Rebecca Varidel
9th Sep 2023

Walk through the door of Warike Peruvian Restaurant and immediately you feel the love. Or maybe you already felt the love out on Devonshire Street, beckoning you inside? By the time I'd tasted the Warike hospitality, food and drinks, there wasn't another place in Sydney where I would rather have been.

"Behind each smile of our guests, of each experience, are these people, the artisans, the humans, those who understand what is necessary to make our philosophy come true, these artists who understand what happens in restaurants" Chef Hèctor Chunga starts his instagram post of genuine thanks to the Warike team.

There are big hearts preparing and serving your food and beverages at Warike, and it shows. Yes you can taste the love. And that's a rare treasure.

Peruvian food may be only recently introduced to our Sydney fare, but this Surry Hills restaurant shows us that it deserves a place to stay. So support Warike with your patronage, and your dollars. That's how Sydney can continue to enjoy best restaurant options such as here. Warike, which means secret place, started as a popup yet has been able to grow into this warm friendly delicious welcoming permanent place due to Sydney support. Keep it up please.

Warike explains that Peruvian cuisine is a hybrid of the foods of Spanish colonialists mixed with immigrants from Asia, Africa and Europe. Ceviche is one iconic dish of Peru. You can explore the Peruvian cuisine here showcased in dishes such as Ceviche Amazonica using ingredients such as sacha coriander, palm hearts and bananas. Ingredients of the jungle.

Or amp the ceviche up with Carretillero: fish of the day, calamari, Rocoto tiger’s milk, sweet potato, onion, Peruvian corn. Swoon-worthy delicious.

While travelling to Peru via Sydney, make sure to also try these, our best Warike recommendations. But honestly, follow your heart. You can't go wrong with anything on the menu.

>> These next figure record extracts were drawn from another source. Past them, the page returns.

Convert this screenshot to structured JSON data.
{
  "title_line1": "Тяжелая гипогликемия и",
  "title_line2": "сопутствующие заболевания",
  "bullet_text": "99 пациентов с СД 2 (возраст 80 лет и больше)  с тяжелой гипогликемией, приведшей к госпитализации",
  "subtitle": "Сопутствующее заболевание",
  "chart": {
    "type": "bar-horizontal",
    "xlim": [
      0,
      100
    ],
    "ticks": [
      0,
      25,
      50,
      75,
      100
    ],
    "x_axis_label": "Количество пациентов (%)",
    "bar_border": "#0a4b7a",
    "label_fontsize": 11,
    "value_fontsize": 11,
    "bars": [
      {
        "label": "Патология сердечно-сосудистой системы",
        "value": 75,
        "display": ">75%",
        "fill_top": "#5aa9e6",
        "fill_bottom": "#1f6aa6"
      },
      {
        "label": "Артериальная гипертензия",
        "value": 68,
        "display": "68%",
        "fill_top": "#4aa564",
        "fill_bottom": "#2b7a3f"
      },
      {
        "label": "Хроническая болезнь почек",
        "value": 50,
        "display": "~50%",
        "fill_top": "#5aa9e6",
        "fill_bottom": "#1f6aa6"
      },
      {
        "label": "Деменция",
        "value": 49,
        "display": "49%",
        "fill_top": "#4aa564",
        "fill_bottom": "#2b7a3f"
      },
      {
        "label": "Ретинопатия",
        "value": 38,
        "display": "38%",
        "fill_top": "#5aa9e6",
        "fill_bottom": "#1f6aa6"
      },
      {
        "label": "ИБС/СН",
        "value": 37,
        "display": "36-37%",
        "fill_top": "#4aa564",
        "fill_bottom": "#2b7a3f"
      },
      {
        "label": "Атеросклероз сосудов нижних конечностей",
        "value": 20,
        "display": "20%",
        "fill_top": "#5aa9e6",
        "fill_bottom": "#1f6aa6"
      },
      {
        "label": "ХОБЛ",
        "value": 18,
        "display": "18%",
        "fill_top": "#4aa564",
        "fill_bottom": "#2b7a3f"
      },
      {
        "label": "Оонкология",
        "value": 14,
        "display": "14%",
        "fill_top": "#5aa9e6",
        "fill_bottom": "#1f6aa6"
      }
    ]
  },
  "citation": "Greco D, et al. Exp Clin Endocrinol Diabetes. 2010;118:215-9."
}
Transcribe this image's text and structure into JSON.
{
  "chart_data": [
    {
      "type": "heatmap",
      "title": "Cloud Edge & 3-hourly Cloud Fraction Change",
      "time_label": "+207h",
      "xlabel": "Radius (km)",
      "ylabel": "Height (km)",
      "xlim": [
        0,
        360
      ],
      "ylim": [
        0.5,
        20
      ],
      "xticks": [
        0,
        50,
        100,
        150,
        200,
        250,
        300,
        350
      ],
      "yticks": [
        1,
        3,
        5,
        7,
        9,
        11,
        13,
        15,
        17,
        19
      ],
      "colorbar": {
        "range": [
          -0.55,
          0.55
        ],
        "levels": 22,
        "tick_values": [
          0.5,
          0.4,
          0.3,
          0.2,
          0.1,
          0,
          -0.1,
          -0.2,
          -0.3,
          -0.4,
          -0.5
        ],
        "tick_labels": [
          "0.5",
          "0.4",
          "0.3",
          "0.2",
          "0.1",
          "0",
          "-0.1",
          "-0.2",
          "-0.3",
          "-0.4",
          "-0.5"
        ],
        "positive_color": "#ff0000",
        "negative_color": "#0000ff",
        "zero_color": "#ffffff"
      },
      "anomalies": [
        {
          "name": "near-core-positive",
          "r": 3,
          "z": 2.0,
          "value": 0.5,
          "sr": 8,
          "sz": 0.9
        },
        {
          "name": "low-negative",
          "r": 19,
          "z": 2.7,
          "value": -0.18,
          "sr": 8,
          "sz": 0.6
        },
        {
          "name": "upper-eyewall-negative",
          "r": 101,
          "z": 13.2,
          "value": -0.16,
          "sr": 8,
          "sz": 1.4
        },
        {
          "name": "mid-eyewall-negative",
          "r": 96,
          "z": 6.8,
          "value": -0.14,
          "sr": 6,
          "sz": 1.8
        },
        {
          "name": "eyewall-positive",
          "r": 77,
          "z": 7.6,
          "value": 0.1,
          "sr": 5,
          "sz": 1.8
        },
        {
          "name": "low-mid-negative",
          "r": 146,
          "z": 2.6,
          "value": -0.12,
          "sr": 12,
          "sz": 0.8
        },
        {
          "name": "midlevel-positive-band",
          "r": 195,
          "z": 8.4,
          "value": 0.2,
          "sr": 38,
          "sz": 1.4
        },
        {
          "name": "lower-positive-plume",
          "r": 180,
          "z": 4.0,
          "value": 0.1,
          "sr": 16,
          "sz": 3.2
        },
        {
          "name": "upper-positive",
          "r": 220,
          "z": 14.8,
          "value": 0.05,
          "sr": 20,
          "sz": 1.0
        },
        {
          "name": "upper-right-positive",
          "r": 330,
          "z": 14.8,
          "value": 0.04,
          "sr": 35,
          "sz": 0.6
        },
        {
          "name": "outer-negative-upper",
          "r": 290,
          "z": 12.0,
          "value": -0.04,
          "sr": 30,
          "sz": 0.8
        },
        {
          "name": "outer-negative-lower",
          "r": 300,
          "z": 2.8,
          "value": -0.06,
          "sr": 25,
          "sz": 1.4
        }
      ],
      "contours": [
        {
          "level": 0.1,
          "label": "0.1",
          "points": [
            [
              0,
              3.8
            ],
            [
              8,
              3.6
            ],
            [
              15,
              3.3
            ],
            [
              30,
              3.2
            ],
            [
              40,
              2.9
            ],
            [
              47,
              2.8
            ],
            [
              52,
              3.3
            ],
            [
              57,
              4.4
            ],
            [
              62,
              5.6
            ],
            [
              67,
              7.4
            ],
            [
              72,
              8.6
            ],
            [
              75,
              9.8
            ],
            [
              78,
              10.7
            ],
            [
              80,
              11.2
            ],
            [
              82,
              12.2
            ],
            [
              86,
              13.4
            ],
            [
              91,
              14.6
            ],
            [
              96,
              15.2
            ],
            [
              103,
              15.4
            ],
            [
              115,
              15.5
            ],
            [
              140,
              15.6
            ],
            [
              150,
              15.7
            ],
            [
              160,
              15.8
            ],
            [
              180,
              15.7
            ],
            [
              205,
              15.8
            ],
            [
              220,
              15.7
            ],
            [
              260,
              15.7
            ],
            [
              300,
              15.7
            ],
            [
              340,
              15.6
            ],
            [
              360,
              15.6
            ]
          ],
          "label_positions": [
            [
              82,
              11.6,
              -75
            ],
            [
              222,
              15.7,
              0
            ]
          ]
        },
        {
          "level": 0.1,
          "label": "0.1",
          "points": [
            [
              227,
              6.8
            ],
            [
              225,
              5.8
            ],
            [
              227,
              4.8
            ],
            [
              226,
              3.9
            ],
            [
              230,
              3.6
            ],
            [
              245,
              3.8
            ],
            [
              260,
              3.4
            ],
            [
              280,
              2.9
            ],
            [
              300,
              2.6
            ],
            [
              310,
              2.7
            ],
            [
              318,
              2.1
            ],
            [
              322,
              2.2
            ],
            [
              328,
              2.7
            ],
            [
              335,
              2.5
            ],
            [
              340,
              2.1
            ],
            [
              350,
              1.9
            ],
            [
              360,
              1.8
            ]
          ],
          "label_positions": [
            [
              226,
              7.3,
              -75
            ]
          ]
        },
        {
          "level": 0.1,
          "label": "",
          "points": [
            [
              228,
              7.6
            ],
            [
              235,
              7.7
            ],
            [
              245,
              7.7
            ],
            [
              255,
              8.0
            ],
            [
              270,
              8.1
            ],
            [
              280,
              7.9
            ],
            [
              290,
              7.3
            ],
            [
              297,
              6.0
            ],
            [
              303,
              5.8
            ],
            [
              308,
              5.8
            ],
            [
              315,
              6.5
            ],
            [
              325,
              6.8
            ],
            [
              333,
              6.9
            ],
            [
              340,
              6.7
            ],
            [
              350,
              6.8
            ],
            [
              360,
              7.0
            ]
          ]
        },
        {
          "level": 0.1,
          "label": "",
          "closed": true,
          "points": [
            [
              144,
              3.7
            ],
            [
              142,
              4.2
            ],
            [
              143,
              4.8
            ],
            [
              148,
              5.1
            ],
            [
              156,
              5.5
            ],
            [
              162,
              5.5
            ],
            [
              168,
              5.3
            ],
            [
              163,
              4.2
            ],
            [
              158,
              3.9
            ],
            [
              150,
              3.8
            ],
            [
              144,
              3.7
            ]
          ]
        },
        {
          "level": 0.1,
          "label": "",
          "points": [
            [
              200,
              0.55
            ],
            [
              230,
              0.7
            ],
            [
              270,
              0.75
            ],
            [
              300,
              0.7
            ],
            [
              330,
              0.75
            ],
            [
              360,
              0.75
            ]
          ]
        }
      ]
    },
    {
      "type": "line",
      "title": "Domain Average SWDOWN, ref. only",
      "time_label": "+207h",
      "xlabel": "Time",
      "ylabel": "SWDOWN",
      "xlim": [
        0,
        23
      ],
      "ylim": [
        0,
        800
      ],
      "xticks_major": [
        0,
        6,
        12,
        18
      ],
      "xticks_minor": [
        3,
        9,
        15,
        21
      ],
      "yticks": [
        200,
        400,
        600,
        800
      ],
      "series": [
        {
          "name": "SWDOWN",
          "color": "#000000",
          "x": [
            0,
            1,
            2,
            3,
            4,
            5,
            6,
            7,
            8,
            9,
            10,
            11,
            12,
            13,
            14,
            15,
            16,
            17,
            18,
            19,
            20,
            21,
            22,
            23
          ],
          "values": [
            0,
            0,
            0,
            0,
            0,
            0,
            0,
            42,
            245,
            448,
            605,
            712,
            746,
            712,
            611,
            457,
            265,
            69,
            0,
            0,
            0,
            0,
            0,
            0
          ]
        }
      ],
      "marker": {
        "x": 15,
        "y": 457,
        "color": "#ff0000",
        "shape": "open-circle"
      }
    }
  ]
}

Elsewhere, sadly we've had octopus kick us a tough gig. At Warike and sister Lima Nikkei you'll find the tastiest and tenderest octopus you have ever eaten. True words.

In Pulpo anticuchero, the octopus is long slow cooked at low temperature, then finished in the robata, and accompanied by cauliflower puree, olive sauce and dehydrated olives. Sumptuous and sensual. And delish as...

We are always keen to finish with something sweet, and love the Chef's favourite Chicha y guanabana, and the story that comes with it.

"Soursop (guanabana) mousse accompanied by a chica mirada reduction, a pineapple and ginger sorbet, and a chicha morada cracker... is an interpretation of schools afternoons when I finished playing soccer and went with my friends to buy a well-known drink called chicha morada, infused with pineapple peels, quince, fig leaves and cinnamon. One of the national drinks of Peru, and then come home and enjoy a dessert made of soursop. This dessert reminds me of my home, my family, my school, my land, my city Piura, and my country. The kitchen always brings back memories."

There's one thing that Sydney does know well. We know our cocktails. When in Peru, start with a Pisco Sour. So we did. Who are we to rock the love boat?

And as so often happens when someone loves you, yes Warike - the affection and love is returned.